Institute of Geriatric Cardiology, General Hospital of People's Liberation Army, Beijing 100853, China.
Thromb Res. 2012 Sep;130(3):435-40. doi: 10.1016/j.thromres.2012.02.003. Epub 2012 Feb 27.
Multiple warfarin pharmacogenetic algorithms have been confirmed to predict warfarin dose more accurately than clinical algorithm or the fixed-dose approach. However, their performance has never been objectively evaluated in patients under low intensity warfarin anticoagulation, which is optimal for prevention of thromboembolism in Asian patients.

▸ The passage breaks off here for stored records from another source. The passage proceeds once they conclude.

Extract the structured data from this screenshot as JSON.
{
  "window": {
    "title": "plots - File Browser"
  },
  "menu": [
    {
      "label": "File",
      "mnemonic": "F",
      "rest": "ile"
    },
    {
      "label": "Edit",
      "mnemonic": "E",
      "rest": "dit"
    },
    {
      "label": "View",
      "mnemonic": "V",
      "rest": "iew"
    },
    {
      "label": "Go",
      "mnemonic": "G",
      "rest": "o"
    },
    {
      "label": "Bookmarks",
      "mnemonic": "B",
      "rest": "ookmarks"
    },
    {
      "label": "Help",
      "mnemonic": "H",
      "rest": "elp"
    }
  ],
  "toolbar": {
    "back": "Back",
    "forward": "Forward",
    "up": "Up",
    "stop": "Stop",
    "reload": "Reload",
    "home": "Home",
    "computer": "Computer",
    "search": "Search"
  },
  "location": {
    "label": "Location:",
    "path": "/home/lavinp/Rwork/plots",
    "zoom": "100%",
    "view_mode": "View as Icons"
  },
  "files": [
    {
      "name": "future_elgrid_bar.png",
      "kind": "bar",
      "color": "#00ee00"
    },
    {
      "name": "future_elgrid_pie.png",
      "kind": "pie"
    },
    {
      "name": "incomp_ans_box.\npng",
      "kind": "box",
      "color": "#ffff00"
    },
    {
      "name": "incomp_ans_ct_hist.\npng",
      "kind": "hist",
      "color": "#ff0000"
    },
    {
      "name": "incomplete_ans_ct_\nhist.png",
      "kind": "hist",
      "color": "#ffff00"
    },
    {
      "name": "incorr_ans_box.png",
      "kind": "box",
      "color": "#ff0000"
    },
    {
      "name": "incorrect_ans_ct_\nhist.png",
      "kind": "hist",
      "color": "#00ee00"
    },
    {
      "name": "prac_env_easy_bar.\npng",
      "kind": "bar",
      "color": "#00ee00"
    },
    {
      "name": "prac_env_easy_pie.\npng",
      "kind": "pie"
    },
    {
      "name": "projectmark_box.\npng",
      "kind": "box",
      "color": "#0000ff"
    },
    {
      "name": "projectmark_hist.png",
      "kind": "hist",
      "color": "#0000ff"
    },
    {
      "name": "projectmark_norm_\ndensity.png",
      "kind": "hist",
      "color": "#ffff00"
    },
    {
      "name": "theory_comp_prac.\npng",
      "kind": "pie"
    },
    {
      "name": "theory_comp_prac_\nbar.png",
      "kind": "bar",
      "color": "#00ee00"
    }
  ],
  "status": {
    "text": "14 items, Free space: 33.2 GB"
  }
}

We sought to compare the performances of 8 eligible pharmacogenetic algorithms in a cohort of Chinese patients (n=282) under low intensity warfarin anticoagulation with target international normalized ratio (INR) ranged from 1.6 to 2.5. The performance of each algorithm was evaluated by calculating the percentage of patients whose predicted dose fell within 20% of their actual therapeutic dose (percentage within 20%), and the mean absolute error (MAE) between each predicted dose and actual stable dose.
In the entire cohort, the pharmacogenetic algorithms could predict warfarin dose with the average MAE of 0.87 ± 0.17 mg/day (0.73-1.17 mg/day), and the average percentage within 20% of 43.8% ± 8.1% (29.1% - 52.1%). By pairwise comparison, warfarin dose prediction was significantly more accurate with the algorithms derived from Asian patients (48.6% - 50.0%) than those from Caucasian patients (29.1% - 39.7%; odds ratio [OR]: 1.61-3.36, p ≤ 0.02). Algorithms with additional covariates of INR values or CYP4F23 performed better than those without the covariates (adding INR: OR: 1.71 (1.08-2.72), p =0.029; adding CYP4F23: OR: 2.67(1.41-5.05), p =0.004). When the patients were stratified according to the dose range, the algorithms from Caucasian and racially mixed populations tended to perform better in higher dose group (≥ 4.5mg/day), and algorithms from Asian populations performed better in intermediate dose group (1.5-4.5mg/day). None of the algorithms performed well in lower dose group (≤ 1.5mg/day).
No eligible pharmacogenetic algorithm could perform the best for all dosing range in the Chinese patients under low intensity warfarin anticoagulation. Construction of a refinement pharmacogenetic algorithm integrating 3 genotypes (CYP2C9, VKORC1 and CYP4F2) and INR data should be warranted to improve the warfarin dose prediction in such patients.
多种华法林药物遗传学算法已被证实能比临床算法或固定剂量法更准确地预测华法林剂量。然而,它们在亚洲患者血栓栓塞预防的低强度华法林抗凝下的表现从未被客观评估过,这是最理想的。
我们试图在一个低强度华法林抗凝的中国患者队列(n=282)中比较 8 种合格的药物遗传学算法的性能,目标国际标准化比值(INR)范围为 1.6 至 2.5。通过计算预测剂量与实际稳定剂量相差 20%的患者百分比(20%内的百分比)和每个预测剂量与实际稳定剂量之间的平均绝对误差(MAE),来评估每个算法的性能。
在整个队列中,药物遗传学算法可以预测华法林剂量,平均 MAE 为 0.87±0.17mg/天(0.73-1.17mg/天),20%内的平均百分比为 43.8%±8.1%(29.1%-52.1%)。通过两两比较,来自亚洲患者的算法(48.6%-50.0%)比来自白种人的算法(29.1%-39.7%;比值比[OR]:1.61-3.36,p≤0.02)能更准确地预测华法林剂量。有 INR 值或 CYP4F23 附加协变量的算法比没有协变量的算法更好(增加 INR:OR:1.71(1.08-2.72),p=0.029;增加 CYP4F23:OR:2.67(1.41-5.05),p=0.004)。当根据剂量范围对患者进行分层时,来自白种人和混合种族人群的算法在较高剂量组(≥4.5mg/天)中表现更好,而来自亚洲人群的算法在中等剂量组(1.5-4.5mg/天)中表现更好。没有一个算法在低剂量组(≤1.5mg/天)表现良好。
在低强度华法林抗凝的中国患者中,没有一种合格的药物遗传学算法可以在所有剂量范围内表现最好。应构建一种整合 3 种基因型(CYP2C9、VKORC1 和 CYP4F2)和 INR 数据的精细化药物遗传学算法,以提高此类患者的华法林剂量预测准确性。